Eyewitness: "I Never Heard the Word 'Bomb'"
A passenger on Flight 924 gives his account of the shooting and says Rigoberto Alpizar never claimed to have a bomb

Time Magazine/SIOBHAN MORRISSEY | December 8 2005

At least one passenger aboard American Airlines Flight 924 maintains the federal air marshals were a little too quick on the draw when they shot and killed Rigoberto Alpizar as he frantically attempted to run off the airplane shortly before take-off.

"I don't think they needed to use deadly force with the guy," says John McAlhany, a 44-year-old construction worker from Sebastian, Fla. "He was getting off the plane." McAlhany also maintains that Alpizar never mentioned having a bomb.

"I never heard the word 'bomb' on the plane," McAlhany told TIME in a telephone interview. "I never heard the word bomb until the FBI asked me did you hear the word bomb. That is ridiculous." Even the authorities didn't come out and say bomb, McAlhany says. "They asked, 'Did you hear anything about the b-word?'" he says. "That's what they called it."

When the incident began McAlhany was in seat 24C, in the middle of the plane. "[Alpizar] was in the back," McAlhany says, "a few seats from the back bathroom. He sat down." Then, McAlhany says, "I heard an argument with his wife. He was saying 'I have to get off the plane.' She said, 'Calm down.'"

Alpizar took off running down the aisle, with his wife close behind him. "She was running behind him saying, 'He's sick. He's sick. He's ill. He's got a disorder," McAlhany recalls. "I don't know if she said bipolar disorder [as one witness has alleged]. She was trying to explain to the marshals that he was ill. He just wanted to get off the plane."
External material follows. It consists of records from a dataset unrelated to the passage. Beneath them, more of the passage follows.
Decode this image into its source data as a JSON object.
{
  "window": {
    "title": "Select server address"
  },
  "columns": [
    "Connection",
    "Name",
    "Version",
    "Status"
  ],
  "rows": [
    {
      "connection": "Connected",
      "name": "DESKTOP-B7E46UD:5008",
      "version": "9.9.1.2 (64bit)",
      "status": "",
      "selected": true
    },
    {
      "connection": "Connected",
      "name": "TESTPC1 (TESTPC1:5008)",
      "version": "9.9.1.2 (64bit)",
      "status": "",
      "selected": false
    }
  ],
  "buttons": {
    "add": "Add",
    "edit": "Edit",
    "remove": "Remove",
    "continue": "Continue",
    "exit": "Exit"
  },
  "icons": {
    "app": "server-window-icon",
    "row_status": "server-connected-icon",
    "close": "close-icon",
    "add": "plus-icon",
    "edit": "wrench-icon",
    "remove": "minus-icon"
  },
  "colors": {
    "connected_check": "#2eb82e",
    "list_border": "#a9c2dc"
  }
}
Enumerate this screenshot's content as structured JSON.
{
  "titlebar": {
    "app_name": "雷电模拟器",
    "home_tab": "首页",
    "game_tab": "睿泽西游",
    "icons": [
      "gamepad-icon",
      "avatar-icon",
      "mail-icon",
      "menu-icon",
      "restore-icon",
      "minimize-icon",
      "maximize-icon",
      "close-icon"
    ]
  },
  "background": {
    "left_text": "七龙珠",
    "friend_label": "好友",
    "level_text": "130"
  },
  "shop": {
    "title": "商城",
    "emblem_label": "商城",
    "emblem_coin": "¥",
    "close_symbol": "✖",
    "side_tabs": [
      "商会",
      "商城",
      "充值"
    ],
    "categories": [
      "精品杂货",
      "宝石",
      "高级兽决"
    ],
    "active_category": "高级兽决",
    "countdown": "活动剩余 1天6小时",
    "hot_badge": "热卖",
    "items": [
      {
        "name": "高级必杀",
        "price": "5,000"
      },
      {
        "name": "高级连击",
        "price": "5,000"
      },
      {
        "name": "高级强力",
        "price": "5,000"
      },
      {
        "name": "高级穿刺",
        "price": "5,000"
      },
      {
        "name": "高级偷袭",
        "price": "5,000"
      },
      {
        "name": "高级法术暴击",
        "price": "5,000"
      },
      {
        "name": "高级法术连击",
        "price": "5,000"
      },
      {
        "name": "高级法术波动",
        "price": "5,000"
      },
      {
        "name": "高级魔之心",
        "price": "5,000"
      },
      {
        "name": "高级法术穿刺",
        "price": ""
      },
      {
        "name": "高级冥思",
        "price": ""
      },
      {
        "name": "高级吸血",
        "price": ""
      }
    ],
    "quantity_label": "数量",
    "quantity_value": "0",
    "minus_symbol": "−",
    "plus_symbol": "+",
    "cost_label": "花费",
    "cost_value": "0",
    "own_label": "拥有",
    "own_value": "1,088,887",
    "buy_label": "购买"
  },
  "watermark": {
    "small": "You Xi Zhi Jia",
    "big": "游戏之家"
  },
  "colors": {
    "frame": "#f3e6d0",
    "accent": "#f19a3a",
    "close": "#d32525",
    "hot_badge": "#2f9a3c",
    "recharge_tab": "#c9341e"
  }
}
McAlhany described Alpizar as carrying a big backpack and wearing a fanny pack in front. He says it would have been impossible for Alpizar to lie flat on the floor of the plane, as marshals ordered him to do, with the fanny pack on. "You can't get on the ground with a fanny pack," he says. "You have to move it to the side."

By the time Alpizar made it to the front of the airplane, the crew had ordered the rest of the passengers to get down between the seats. "I didn't see him get shot," he says. "They kept telling me to get down. I heard about five shots."

McAlhany says he tried to see what was happening just in case he needed to take evasive action. "I wanted to make sure if anything was coming toward me and they were killing passengers I would have a chance to break somebody's neck," he says. "I was looking through the seats because I wanted to see what was coming.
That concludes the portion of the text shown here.